Example: If a variable “Color” has categories Red, Blue, and Green, and Red is the reference level, then the coefficients for Blue and Green show how their effects differ from Red.
Dummy Variable Trap
This is the condition where including all $k$ dummy variables for a categorical predictor with $k$ levels causes perfect multicollinearity, making it impossible to fit the model; therefore, one category (the baseline) must always be omitted.
Omitted Variable Bias
Happens when you leave out an important variable that affects both your predictor and your outcome, causing the model’s results to be misleading.

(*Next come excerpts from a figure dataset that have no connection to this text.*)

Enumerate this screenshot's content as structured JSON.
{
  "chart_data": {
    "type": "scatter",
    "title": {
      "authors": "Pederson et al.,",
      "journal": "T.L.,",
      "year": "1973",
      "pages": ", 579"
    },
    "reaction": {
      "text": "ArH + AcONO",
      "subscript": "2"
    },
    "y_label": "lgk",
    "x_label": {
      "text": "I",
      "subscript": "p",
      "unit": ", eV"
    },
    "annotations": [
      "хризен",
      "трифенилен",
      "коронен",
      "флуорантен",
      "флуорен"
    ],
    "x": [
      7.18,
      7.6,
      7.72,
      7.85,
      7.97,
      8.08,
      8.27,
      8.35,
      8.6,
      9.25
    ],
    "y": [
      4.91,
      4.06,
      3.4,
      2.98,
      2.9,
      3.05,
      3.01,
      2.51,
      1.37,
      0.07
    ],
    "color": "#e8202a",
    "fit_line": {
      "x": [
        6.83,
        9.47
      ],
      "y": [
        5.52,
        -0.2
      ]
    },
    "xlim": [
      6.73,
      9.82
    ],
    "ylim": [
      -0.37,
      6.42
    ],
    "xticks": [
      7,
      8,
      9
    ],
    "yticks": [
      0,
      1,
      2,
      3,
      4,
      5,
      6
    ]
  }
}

Example: If you study how studying time affects grades but forget to include sleep, your results might be wrong because sleep affects both how much someone studies and how well they do.
Dummy Intercept
Represents the estimated average outcome (dependent variable) for the baseline category.
Example: If "January" is the baseline month, the Intercept is the expected units sold in January.
Dummy Coefficient
The difference in the expected outcome between the category associated with that dummy variable and the chosen baseline category.
Baseline Sensitivity
The interpretation of coefficients is entirely relative to the chosen baseline. If the baseline is changed (e.g., from Texas to Kentucky), the Intercept and all other group coefficients will change because they are recalculated based on the new reference point.
Insignificant intercept
Means there isn’t enough evidence to show that the average outcome is different from zero when all predictors are zero.
Additive Assumption
The standard default setting in linear regression, which assumes that the effect of one predictor on the response is independent of the value of the other predictors; for example, the increase in sales from spending on TV is assumed not to depend on the amount spent on radio.
Interaction Effect
Occurs when the effect of one predictor on the response variable depends on the value of another predictor, effectively removing the standard additive assumption from the model.
Types of Interactions
Two dummy variables (e.g., gender × treatment)
One dummy, one numeric (e.g., gender × age)
Two numeric variables (e.g., age × horsepower)
Breusch–Pagan (BP) test
Checks whether the spread of a regression’s errors (residuals) is constant — an assumption called homoskedasticity. If the test’s p-value is small (usually < 0.05), it means the errors’ spread changes with the predictor — a problem called heteroskedasticity.